7. Are there any misconceptions about shareholder activism you’d like to correct?
That behind-closed-doors engagement is enough. For years, the oil companies and institutional investors pointed to quiet private conversations as proof of action. The companies said, “We engage with our shareholders and they’re very happy with our strategy.” The investors would say, “We steer them slowly in the right direction.” Everyone could tick off their boxes and collect their bonuses.
But that’s not accountability. Accountability means having to formally answer — on the ballot, in front of all your shareholders, on the record. That’s the only time a year these companies have to formally respond to a question. And that public answer becomes hard evidence. It’s used in lawsuits. It can’t be buried in a private meeting.
The second misconception I’d push back on is the idea that shareholders are just passive capital providers. They’re the owners. They have real power — specifically the power of the vote. The reason that power had never been used on climate was simply that no one had built the infrastructure to exercise it. That’s what Follow This did.
8. You’ve been in rooms with oil company CEOs, institutional investors, regulators, and now philanthropists. What do people outside the climate finance world fundamentally misunderstand about why change in this sector is so hard?

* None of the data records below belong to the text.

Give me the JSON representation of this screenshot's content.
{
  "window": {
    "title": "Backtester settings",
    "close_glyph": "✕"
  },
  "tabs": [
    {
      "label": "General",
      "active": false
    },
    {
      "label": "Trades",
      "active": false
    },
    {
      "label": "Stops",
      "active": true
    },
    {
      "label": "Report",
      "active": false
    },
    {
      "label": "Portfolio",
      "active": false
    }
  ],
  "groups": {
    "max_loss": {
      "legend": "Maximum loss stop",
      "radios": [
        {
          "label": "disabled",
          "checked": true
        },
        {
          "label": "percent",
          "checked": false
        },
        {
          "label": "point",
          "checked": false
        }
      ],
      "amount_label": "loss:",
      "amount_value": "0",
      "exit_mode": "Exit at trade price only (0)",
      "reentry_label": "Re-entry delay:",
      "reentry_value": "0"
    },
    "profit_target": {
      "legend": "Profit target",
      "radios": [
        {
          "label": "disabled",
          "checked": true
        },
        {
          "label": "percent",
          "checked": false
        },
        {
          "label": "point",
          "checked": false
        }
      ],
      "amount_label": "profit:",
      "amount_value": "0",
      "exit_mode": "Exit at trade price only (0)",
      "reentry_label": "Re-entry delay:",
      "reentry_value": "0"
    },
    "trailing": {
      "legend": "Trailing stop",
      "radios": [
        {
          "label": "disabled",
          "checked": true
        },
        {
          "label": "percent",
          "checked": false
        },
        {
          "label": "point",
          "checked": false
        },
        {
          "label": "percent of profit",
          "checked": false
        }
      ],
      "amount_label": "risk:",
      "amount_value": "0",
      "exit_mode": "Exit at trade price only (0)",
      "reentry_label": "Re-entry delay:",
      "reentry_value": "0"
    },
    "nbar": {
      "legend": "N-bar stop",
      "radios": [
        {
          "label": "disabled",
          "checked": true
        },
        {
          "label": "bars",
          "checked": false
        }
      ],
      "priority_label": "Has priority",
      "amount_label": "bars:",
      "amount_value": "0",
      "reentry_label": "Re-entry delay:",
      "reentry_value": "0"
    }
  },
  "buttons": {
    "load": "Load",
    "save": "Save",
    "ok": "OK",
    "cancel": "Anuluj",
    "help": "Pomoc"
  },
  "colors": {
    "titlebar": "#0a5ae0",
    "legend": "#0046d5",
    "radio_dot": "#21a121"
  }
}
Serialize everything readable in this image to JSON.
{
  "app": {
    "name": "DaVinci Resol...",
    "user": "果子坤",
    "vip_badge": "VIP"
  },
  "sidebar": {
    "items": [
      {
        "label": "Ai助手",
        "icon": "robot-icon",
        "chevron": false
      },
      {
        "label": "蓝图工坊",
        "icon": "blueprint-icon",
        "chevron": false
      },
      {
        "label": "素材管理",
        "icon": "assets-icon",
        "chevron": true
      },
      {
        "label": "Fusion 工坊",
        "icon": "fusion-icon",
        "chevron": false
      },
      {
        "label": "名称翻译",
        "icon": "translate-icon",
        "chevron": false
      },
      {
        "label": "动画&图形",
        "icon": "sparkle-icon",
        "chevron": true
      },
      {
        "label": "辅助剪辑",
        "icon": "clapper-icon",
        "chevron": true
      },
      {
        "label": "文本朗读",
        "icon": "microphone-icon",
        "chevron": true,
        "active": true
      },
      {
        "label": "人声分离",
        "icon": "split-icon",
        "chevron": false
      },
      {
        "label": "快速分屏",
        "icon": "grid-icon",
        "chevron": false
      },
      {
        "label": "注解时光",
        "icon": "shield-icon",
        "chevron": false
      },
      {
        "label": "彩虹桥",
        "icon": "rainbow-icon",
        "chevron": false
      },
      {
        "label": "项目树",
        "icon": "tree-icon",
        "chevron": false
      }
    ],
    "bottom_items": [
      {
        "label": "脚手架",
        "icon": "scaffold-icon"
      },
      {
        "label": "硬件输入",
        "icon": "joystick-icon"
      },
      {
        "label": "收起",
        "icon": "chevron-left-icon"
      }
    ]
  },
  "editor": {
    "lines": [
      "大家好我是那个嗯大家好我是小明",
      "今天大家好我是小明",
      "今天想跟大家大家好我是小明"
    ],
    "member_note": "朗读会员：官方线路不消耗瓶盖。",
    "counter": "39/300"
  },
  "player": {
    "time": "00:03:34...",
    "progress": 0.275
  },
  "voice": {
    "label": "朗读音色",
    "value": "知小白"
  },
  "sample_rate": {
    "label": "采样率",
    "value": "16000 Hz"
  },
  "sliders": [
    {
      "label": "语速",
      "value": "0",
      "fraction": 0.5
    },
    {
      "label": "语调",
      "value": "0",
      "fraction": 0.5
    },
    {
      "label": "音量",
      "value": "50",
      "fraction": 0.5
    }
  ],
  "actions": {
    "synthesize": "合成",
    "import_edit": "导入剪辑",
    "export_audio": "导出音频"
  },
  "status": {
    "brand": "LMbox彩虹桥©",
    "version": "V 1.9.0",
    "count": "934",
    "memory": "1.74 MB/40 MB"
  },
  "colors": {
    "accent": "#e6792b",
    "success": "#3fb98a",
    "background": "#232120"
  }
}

People misunderstand that this is a comfort-zone problem, not a technical or financial one. We have the technology. Clean energy is already cheaper than fossil fuels in most markets. Storage is the main remaining challenge, and I trust engineers to solve that. The real barrier is that the people who would need to change — the CEOs, the investors — have built their entire identities around a model that still works for them personally, even if it’s destroying everything else.
Also: the climate should not be a political issue. The climate crisis is going to be very costly regardless of your political views. There’s a Greenpeace slogan: “Put people over profits.” That’s the same binary logic the oil industry uses — that we have to choose between climate and economic wellbeing. We don’t. They go hand in hand.
9. What will CarbonFix’s support make possible that you couldn’t otherwise do?
CarbonFix’s grant will go towards growing our membership programme. We currently have over 4,000 people who pay €50 a year or more to become a “green shareholder.” There should be more of us — for three reasons.
One, we can use our membership base as leverage on pension funds and investors — via open letters signed by thousands of members, for example, putting funds under public pressure to vote for resolutions that take the long term into account.
Two, we empower ordinary citizens to have a voice in oil companies’ policies. We go to AGMs on behalf of our members, giving them an opportunity to scrutinize companies that often feel untouchable.
Three, every new member is a signal to investors and pension funds that public opinion is moving: that ordinary people understand the climate crisis is an economic crisis, and that oil majors are endangering shareholder value — not protecting it.
10. What does success look like?
One of the oil majors breaking ranks and saying: We’re going to take profits from fossil fuels and invest them in new business models and will make the transition over the next 15-20 years. I think it would be great for shareholder value, but also for brand value.
If one shows it’s possible, the others will follow.